Scientists urge federal government to ramp up conservation efforts in eastern Arctic
Scientists say the collapse of the Milne Ice Shelf highlights the needs for more conservation in the area
A team of Canadian scientists is urging the federal government to step up its conservation efforts in the eastern Arctic to try and save some of the last remaining year-round sea ice and the undiscovered organisms that live within it.
In a new article, Witnessing Ice Habitat Collapse in the Canadian Arctic, released Thursday in the journal Science, Carleton University geologist Derek Mueller and biologist Warwick Vincent of Laval University highlight the July 2020 collapse of the Milne Ice Shelf, the last known intact ice shelf in the Canadian Arctic.
Over a two day period, the 4,000 year-old Milne Shelf broke apart, sending 43 per cent of its mass adrift into the Arctic Ocean as smaller ice islands.
The Milne Shelf is located within the Tuvaijuittuq marine protected area, which, perhaps ironically, translates to "the place where the ice never melts" in Inuktitut. It's home to the oldest and thickest sea ice in the Arctic Ocean.
An area roughly the size of Poland, Tuvaijuittuq encircles the Quttinirpaaq National Park on the northeastern corner of Ellesmere Island.
It's part of what scientists believe will be the last portion of the Arctic Ocean to maintain year-round ice — until 2050, that is, by which time the oldest and strongest ice in the Arctic is expected to melt.
In their article, Mueller and Vincent urge the federal government to create a permanent marine protected area that extends across the Canadian Arctic. They also want Ottawa to work with the Greenlandic government to further extend such a protected area east "despite the jurisdictional hurdles."
Permanent protection would mean the area would essentially be a shipping and resource-extraction free zone.
"There's lots of conservation areas being planned but what we were really interested in highlighting was that those could be extended to fully capture some of the vulnerable ecosystems that are at the northern coastline of our planet," Mueller said in an interview with CBC.
Recently, Mueller and his team uncovered small fresh water lakes on the Milne ice shelf that were created from fresh water run-off from nearby glaciers. These lakes are home to tiny microbial organisms, many which have never been seen before.

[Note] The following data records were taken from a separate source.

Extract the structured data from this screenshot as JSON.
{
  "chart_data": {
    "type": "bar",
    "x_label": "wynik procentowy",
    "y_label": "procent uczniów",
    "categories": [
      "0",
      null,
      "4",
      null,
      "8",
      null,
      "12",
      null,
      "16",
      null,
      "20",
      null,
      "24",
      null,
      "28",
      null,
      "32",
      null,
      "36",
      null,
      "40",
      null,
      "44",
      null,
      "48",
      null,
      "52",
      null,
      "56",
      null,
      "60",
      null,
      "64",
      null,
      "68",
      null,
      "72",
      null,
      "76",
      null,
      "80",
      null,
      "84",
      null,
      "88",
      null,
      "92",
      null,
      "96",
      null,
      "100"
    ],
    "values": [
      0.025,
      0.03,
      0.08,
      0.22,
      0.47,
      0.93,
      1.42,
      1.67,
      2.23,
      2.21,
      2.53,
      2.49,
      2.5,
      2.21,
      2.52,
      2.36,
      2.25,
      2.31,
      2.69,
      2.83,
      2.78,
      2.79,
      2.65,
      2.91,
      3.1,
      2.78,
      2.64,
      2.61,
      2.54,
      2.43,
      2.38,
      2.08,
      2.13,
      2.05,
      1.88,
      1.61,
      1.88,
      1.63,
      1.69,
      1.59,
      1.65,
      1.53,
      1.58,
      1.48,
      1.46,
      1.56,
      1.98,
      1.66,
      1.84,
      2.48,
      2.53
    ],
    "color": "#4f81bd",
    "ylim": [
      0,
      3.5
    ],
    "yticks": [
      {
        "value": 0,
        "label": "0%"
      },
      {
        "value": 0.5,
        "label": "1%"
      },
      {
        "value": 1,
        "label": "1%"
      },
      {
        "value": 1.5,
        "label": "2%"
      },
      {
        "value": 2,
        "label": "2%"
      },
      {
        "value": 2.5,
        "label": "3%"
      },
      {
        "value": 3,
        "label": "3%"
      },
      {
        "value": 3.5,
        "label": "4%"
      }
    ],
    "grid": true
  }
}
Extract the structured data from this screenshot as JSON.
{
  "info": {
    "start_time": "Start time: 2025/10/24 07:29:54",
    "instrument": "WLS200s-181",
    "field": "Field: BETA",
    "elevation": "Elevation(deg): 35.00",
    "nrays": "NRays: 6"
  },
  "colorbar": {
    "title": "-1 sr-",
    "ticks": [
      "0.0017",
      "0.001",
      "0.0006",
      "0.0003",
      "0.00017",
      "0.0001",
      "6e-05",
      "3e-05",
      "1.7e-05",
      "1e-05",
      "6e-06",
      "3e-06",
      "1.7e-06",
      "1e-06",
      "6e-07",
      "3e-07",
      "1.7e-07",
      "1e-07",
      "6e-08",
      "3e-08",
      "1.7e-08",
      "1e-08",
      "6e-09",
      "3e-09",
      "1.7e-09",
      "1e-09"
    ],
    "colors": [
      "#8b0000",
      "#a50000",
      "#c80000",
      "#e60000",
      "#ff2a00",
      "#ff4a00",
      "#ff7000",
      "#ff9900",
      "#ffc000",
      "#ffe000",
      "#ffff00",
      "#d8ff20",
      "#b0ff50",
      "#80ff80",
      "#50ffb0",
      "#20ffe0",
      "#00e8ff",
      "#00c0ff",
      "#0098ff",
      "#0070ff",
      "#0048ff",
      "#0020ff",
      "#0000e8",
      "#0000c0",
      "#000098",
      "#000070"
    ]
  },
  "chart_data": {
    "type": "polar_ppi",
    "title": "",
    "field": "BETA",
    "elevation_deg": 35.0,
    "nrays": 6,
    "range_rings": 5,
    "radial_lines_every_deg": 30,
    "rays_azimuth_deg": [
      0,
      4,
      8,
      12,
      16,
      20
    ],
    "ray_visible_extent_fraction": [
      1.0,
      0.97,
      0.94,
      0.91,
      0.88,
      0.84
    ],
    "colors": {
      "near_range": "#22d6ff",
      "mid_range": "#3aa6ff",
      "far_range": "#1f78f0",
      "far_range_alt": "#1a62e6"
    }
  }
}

"We found this really cool community of benthic animals that were living inside the ice shelf. We were just on the cusp of studying those organisms and those are one of the surprise discoveries that one can find in these remote yet vulnerable environments," Mueller says.
"When the ice shelf broke apart we don't think those animals survived."
Mueller says extending the current protected areas of Tuvaijuittuq and Quttinirpaaq National Park would reduce the number of stressors on this already vulnerable ecosystem.
"When humans walk around in an environment they see the seals and the polar bears but they miss, because they're so small, all of the microbes. But they're really at the base of the food web. They are way more complex than you can imagine," Mueller says,
"To understand how these ecosystems function, these ice-dependent microbial ecosystems, before they melt away is what we're trying to do."
Tuvaijuittuq was created in partnership between the federal government and the Qikiqtani Inuit Association. A spokesperson for the QIA says more Inuit knowledge of the area needs to be collected.
The organization says it was planning to conduct an Inuit Knowledge Study of the area this summer but that has been postponed because of the COVID-19 pandemic. It says it will be asking communities in the area if they would support changes to the area's boundaries.
Mueller and Vincent are also calling on the federal government to honour its commitments in the Paris Agreement. The Agreement, hashed out in 2015, had 197 signatories committing to hold the global average temperature increase to well below two degrees above pre-industrial levels, with the ultimate goal of limiting the rise to only 1.5 C.
As part of the agreement, Canada committed to reducing its annual greenhouse gas emissions to 30 per cent below 2005 levels by 2030.
"Even with COVID our greenhouse gas emissions are still rising. We need to make considerable change to our greenhouse gas emissions and if we can then this last ice area stands a greater chance of remaining into the future," said Mueller.